The one gallon coin or the Condi, honors Secretary of State Condoleezza Rice whose solution to Middle East conflict is summarized on the reverse, piping Persia for peace.  The half gallon coin or Scalia depicts the Supreme Court justice against a backdrop of uncounted Florida ballots.  While on the reverse, presidential advisor Karl Rove celebrates the modern miracle of electronic voting. 

Finally, there‘s the one cup coin or the bracero, honoring the millions of aliens the president welcomed into the American labor pool. It features the unknown bracero on the front.  While on the back more illegals jump the border in Roger Clark Wilson‘s gateway to servitude.  Yes, a fitting tribute to big business‘ final triumph over organized labor.  The larger denomination begin with the 25 gallon royal Limbaugh. Celebrating uniformity of speech, it features a Greco-Roman interpretation of commentators Bill O‘Reilly, Sean Hannity and Anne Coulter, under the banner, one media, one voice. 

The 50 gallon coin pays homage to Donald Rumsfeld and the concept of democracy at gunpoint.  The 75 gallon coin features Vice President Cheney and the creed for which he‘s dedicated the bulk of his public life, in greed we trust.  On the reverse, an American eagle and the price of gas engaged in a symbolic race for the moon.

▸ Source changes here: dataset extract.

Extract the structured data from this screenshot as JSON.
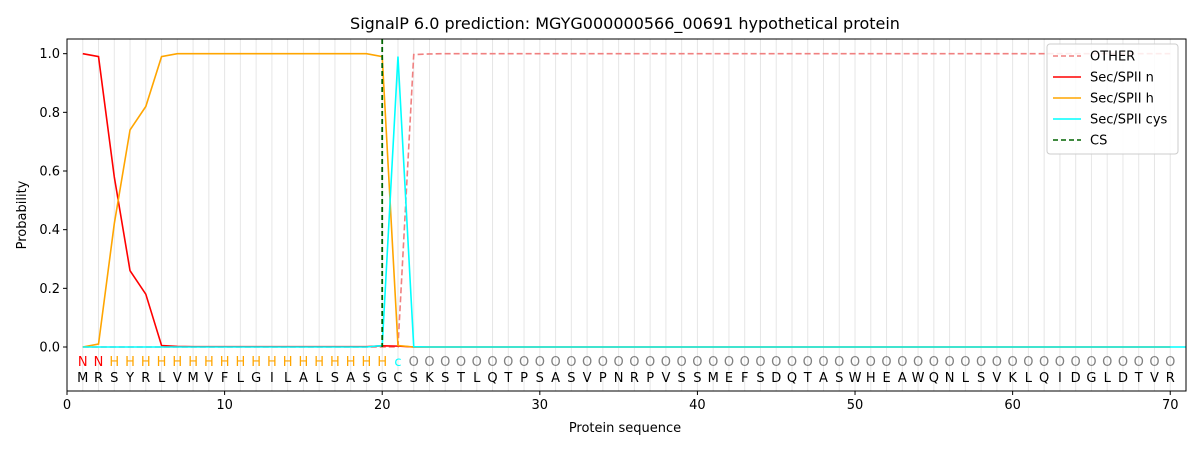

Finally there‘s the 100 gallon coin or the Bush doubloon, the presidential credo fighting terrorism by creating it is featured.  On the reverse the events of 9/11 are recalled under the motto, lest they forget, we‘ll remind.  Here a new World Trade Center rises from the ashes of the Pentagon, crusted by the men of Iwo Jima.  On the right, Vice President Cheney is seen canceling North American fighter cover, while on the left, the president reads “My Pet Goat” to Florida kindergartners.  Yes, it‘s a vivid snapshot of that fateful day, captured for all time in 100 percent depleted uranium.  Be among the first to redeem coins worth 100 gallons or more and receive this limited edition doubloon, featuring President Bush along with Presidents Hoover and Harding, kindred leaders who also labored under a plundered economy.  Yes, it‘s out with the old, in with the new, operation change for the better from the United States government and Halliburton, working together to round up every cent you have.  A percentage of every Halliburton purchase is donated to the New Orleans wetlands reserve. 


OLBERMANN:   That‘s the COUNTDOWN for this the 1,724 day since the declaration of mission accomplished in Iraq.  We‘ll see you back here tomorrow night, I hope at 6:00 Eastern, 3:00 Pacific for MSNBC‘s coverage of the results from the Nevada caucuses and the Republican primary in South Carolina.  I‘m Keith Olbermann, good night and good luck.